VMWare presented new research today on the historically distant relationship between the issue of cyber-security, employees and the board.
Jeremy Van Doorn, director of network and security pre-sales at VMWare, and several other IT professionals presented a glimpse of the findings contained in VMWare's latest report.
The research presents the opinions of 500 office workers and 250 IT decision-makers, many of whom feel that cyber-security should be more of a concern to a company's executive members and board.
In fact, 29 percent of both groups believe that the CEO should be responsible for a significant data breach, and 38 percent of office workers and 22 percent of decision-makers believe that the buck should stop with the board following a breach.
However, research published in conjunction with the Economist Intelligent Unit earlier this year showed that only five percent of corporate leaders put cyber-security at the top of their priorities.
And it might not be anything new but the research finds, yet again, that the greatest threats come from within. More than half, 55 percent, of the IT decision-makers surveyed cited this as their biggest challenge.
Moreover, the report goes into greater depth about how employee oversights may lead to poor security. Twenty-six percent of the workers surveyed use a personal device for work and thereby access sensitive corporate data. Just under a fifth would do things that might risk a breach to get their job done.
Perhaps our conception of hackers is all wrong, said Mark Ridley, director of technology at Reed.co.uk. In fact, added Ridley, “everybody in your business is hacker,” in the classical sense at least.
In essence, they are looking for ways to get around problems. As the IT security cliche goes, human are the weakest link in any organisation. But the endless and seemingly often pointless hurdles that employees have to jump over in order to keep their business secure from an ostensibly distant and nebulous enemy is often the source of lax security.
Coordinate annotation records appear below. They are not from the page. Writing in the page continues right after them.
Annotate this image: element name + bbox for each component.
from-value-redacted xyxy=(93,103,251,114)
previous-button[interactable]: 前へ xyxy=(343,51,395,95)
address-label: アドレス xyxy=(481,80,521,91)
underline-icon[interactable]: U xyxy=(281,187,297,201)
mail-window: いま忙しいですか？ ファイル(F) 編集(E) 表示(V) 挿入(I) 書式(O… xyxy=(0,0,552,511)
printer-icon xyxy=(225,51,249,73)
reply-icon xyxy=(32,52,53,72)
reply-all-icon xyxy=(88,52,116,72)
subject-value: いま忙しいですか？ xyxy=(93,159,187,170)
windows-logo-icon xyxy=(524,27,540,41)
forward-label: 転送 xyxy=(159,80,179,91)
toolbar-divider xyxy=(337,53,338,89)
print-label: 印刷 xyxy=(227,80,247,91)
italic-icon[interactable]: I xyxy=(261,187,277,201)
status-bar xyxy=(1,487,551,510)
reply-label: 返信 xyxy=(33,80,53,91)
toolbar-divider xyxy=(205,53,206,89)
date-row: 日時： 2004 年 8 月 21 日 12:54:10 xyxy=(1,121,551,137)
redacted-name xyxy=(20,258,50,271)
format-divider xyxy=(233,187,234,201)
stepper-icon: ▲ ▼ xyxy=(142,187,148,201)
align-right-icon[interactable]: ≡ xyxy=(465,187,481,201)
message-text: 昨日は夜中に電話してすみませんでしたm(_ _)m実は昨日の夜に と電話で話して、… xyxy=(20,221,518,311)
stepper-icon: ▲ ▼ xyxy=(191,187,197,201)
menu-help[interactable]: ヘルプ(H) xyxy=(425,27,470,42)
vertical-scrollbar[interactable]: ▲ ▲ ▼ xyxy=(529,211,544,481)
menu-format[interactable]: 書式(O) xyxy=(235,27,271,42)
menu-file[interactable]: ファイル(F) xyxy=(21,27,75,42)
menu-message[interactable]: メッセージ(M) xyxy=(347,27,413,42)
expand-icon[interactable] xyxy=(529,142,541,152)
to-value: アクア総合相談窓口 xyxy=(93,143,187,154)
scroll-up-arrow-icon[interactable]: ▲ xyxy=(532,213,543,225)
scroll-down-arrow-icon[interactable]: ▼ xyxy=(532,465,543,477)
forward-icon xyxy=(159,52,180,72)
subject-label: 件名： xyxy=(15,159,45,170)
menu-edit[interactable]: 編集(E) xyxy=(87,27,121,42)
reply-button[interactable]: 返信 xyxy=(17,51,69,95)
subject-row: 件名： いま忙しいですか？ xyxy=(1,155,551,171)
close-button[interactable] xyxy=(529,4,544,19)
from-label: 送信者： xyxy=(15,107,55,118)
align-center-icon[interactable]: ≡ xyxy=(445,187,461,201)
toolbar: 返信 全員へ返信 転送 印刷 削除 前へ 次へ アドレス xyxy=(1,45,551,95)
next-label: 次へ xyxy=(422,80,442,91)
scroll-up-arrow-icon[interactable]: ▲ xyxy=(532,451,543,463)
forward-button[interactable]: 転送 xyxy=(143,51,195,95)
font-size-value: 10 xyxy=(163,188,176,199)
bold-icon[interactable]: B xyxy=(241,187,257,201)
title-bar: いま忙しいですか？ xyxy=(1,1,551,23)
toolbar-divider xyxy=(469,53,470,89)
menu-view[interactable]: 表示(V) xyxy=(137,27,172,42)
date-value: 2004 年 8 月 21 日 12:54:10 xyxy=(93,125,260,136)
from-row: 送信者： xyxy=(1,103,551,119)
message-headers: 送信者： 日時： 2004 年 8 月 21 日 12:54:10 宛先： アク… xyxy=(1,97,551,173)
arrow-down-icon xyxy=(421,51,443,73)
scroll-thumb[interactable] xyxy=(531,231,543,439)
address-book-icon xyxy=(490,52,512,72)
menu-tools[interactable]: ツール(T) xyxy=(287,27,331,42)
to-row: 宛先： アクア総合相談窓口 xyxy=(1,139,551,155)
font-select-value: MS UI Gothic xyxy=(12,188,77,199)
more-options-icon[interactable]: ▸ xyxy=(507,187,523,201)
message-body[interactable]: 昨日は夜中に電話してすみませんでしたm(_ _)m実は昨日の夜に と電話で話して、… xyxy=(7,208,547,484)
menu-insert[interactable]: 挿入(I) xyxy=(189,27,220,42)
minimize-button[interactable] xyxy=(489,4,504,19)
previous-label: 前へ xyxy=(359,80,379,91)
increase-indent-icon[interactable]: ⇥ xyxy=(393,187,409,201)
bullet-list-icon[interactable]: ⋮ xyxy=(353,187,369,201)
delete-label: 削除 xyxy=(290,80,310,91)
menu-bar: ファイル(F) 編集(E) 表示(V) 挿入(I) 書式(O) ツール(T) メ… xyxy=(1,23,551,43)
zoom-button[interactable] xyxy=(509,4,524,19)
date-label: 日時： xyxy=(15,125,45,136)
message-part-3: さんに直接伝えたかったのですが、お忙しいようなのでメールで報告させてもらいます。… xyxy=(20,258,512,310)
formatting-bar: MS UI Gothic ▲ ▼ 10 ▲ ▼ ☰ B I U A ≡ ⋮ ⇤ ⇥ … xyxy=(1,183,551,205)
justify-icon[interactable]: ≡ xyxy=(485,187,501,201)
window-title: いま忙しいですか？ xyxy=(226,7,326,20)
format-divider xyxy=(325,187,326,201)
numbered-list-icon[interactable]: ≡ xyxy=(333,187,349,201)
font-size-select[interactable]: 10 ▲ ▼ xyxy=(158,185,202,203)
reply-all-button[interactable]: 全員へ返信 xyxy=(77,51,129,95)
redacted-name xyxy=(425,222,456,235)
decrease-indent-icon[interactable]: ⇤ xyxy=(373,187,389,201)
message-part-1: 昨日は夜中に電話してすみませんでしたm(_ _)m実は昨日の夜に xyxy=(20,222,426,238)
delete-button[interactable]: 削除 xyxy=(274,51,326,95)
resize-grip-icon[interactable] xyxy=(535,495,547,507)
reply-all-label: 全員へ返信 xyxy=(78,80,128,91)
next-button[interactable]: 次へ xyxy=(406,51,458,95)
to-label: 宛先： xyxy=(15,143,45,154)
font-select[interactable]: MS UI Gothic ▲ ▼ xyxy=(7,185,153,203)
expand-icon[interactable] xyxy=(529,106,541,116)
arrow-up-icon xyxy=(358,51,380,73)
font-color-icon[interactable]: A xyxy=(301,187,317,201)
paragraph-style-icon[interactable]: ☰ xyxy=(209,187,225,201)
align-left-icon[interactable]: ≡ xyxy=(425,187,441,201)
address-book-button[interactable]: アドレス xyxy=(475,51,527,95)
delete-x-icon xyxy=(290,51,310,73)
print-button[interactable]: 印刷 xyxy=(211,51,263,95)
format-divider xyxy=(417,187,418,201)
Hackers are “like water or electricity, they flow to the easiest point to get in”.
“People just want to do a good job”, said Ridley, and those time-consuming hurdles can often seem more hindrance than help. That's how well-intentioned employees become the weakest point of a defensive wall.
This is not so much a technology problem, but perhaps a psychological, or sociological one. It's a question of “how much can people take”.
Simply, its about making security as easy as possible for employees. In the report itself, Joe Baguley, CTO of VMware mentions that, “Security is not just about technology. As the research shows, the decisions and behaviours of people will impact the integrity of a business”.
However, adds Baguley, “This can't be about lockdown or creating a culture of fear. Smart organisations are enabling, not restricting, their employees – allowing them to thrive, adapt processes and transform operations to succeed.”